Als eenmaal de echtheid van zulke transcendente verschijnselen is bewezen, en dat ze buiten het rijk van de stof liggen, en dat ze niet door middel van fysieke wetenschap kunnen worden onderzocht – ongeacht of deze verschijnselen op zich al of niet het bewijs voor onsterfelijkheid bevatten, terwijl ze aantonen dat er onzichtbare en spirituele gebieden bestaan waar andere krachten aan het werk zijn dan die waarmee de wetenschap bekend is – dan blijkt dat ze buiten het terrein van het materialisme liggen. Overschrijd de lijn van de stof met maar één stap, en het gebied van de geest wordt oneindig. Daarom zouden mensen die erin geloven niet langer met maatschappelijke verstoting moeten worden bedreigd en vogelvrij worden verklaard; dit temeer omdat toen deze manifestaties begonnen bijna alle leden van de Europese hogere klassen vurige ‘spiritisten’ werden. Om tegenstand te bieden aan de sterke vloedgolf van de cyclus waren op een bepaald moment maar een handjevol mopperende en allesontkennende conservatievelingen overgebleven, vergeleken met het grote aantal gelovigen.
Zo werd nog eens aangetoond dat het menselijk leven van zijn hogere zin en betekenis wordt beroofd als het verstoken is van alle wereld-idealen en -overtuigingen – waarin de hele filosofische en beschaafde oudheid, in historische tijden aangevoerd door Socrates en Plato, door Pythagoras en de Alexandrijnse neoplatonisten, geloofde. De wereld-idealen kunnen nooit helemaal uitsterven. Wanneer ze door de vaderen zijn verbannen, zullen ze door de kinderen met open armen worden ontvangen.
Laten we in herinnering roepen hoe dit alles is gebeurd.

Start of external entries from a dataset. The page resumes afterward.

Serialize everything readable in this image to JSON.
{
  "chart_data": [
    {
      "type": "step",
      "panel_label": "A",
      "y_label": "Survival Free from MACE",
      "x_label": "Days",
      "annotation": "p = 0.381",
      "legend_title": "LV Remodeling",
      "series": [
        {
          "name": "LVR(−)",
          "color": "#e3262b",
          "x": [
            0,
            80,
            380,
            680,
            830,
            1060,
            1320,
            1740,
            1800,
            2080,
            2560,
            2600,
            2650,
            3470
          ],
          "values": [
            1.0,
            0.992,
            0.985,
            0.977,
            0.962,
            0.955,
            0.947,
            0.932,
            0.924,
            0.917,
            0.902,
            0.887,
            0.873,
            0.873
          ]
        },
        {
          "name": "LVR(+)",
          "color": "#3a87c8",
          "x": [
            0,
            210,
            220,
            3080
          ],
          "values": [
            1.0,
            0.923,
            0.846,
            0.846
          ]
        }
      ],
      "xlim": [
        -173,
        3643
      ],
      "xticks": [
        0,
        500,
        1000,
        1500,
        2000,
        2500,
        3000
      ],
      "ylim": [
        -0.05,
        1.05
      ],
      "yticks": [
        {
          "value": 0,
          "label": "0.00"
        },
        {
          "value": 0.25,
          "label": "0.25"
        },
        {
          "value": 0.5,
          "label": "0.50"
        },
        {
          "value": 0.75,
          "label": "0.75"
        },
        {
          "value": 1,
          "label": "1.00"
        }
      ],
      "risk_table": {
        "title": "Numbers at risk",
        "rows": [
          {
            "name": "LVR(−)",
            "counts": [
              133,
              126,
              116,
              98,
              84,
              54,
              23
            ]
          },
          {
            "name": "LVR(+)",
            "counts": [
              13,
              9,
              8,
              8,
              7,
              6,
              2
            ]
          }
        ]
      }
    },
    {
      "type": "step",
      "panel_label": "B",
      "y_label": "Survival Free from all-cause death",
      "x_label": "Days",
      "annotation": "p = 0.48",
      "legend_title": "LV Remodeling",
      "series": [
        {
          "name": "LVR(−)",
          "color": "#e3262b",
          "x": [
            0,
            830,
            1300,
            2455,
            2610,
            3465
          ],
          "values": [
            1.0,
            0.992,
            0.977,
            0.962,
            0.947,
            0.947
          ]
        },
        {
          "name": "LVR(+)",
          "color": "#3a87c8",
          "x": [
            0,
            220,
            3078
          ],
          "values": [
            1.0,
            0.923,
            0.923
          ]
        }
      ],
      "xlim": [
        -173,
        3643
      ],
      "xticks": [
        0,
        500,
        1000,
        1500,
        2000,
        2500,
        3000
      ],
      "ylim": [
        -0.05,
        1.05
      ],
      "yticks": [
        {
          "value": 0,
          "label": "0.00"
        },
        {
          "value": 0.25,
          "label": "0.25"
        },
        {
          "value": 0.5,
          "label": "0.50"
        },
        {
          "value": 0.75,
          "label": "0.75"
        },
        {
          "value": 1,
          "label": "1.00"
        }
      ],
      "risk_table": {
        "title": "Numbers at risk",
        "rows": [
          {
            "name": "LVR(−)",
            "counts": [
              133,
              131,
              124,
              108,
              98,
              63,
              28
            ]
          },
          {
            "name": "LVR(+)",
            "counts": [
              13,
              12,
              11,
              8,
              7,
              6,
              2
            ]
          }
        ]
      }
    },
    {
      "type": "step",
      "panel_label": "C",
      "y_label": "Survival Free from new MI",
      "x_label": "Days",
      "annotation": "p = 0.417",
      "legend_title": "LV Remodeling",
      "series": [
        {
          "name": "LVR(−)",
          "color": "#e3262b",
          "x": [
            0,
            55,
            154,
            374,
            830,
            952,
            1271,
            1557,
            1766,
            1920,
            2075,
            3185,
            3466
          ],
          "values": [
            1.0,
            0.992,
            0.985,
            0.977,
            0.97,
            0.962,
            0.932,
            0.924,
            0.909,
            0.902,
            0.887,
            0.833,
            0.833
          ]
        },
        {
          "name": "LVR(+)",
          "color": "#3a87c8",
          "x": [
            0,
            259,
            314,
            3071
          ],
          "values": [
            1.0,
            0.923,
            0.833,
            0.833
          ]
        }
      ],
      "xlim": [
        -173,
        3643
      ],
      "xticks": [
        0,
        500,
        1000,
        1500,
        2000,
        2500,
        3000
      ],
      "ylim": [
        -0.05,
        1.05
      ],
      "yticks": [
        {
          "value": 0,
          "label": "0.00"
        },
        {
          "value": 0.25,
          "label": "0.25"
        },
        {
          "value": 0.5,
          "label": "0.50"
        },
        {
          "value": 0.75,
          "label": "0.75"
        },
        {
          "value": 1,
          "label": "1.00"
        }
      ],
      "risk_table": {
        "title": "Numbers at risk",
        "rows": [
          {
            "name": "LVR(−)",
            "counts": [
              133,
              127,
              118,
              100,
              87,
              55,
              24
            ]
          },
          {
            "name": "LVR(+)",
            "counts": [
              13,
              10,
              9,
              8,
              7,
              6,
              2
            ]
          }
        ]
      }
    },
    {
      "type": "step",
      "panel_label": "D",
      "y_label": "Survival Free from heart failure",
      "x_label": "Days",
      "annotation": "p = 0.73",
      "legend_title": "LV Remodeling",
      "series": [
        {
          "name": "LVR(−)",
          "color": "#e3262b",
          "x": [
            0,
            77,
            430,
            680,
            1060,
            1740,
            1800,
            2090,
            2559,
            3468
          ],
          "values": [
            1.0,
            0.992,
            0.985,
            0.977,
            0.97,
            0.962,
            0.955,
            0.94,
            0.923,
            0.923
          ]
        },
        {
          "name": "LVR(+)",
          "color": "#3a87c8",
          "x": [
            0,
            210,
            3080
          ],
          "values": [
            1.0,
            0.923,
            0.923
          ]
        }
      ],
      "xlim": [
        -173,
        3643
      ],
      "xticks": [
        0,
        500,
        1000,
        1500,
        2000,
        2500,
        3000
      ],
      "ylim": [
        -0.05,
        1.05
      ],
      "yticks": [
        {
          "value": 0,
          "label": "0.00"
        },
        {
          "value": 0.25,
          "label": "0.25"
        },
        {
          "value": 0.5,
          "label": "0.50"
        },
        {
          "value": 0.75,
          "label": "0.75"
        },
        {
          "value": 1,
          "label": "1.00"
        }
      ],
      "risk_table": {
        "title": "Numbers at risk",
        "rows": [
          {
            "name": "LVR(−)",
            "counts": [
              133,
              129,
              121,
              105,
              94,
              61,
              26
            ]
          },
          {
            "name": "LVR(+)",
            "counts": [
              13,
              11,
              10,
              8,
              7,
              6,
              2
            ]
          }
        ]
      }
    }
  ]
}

Zoals gezegd, kwam er tussen het derde en vierde kwart van de 19de eeuw in Europa een reactie op gang – zoals dat al eerder in de Verenigde Staten was gebeurd. De dagen van een vastberaden opstand van de ziel tegen het kille dogmatisme van de wetenschap en de nog killere leer van de scholen van Büchner en Darwin, waren aangebroken op hun vooraf vastgestelde moment volgens de cyclische wet. Onze oudere lezers kunnen zich de veelbetekenende loop van de gebeurtenissen goed herinneren. Laten ze bedenken hoe de golf van mystiek in Amerika in de eerste 12 of 15 jaar in zijn vrije loop stokte door maatschappelijke, en vooral religieuze, vooroordelen, en ten slotte door elke kunstmatige dam heen brak en Europa overspoelde, te beginnen met Frankrijk en Rusland en ten slotte Engeland – het traagste land om nieuwe ideeën te aanvaarden, ook al kunnen deze ons waarheden opleveren die zo oud zijn als de wereld.
Niettemin verkreeg het ‘spiritisme’, zoals het al snel werd genoemd, ondanks alle tegenstand, in Groot-Brittannië haar burgerrechten. Gedurende enkele jaren heerste het onverdeeld. Maar in feite waren de verschijnselen ervan, de paranormale en mesmerische manifestaties, slechts de cyclische pioniers van de heropleving van de prehistorische theosofie en het occulte gnosticisme van de antediluviale mysteriën. Dat zijn feiten die geen intelligente spiritist zal ontkennen; want in feite is het moderne spiritisme slechts een prille heropleving van ruwe theosofie, en moderne theosofie een renaissance van het oude spiritualisme.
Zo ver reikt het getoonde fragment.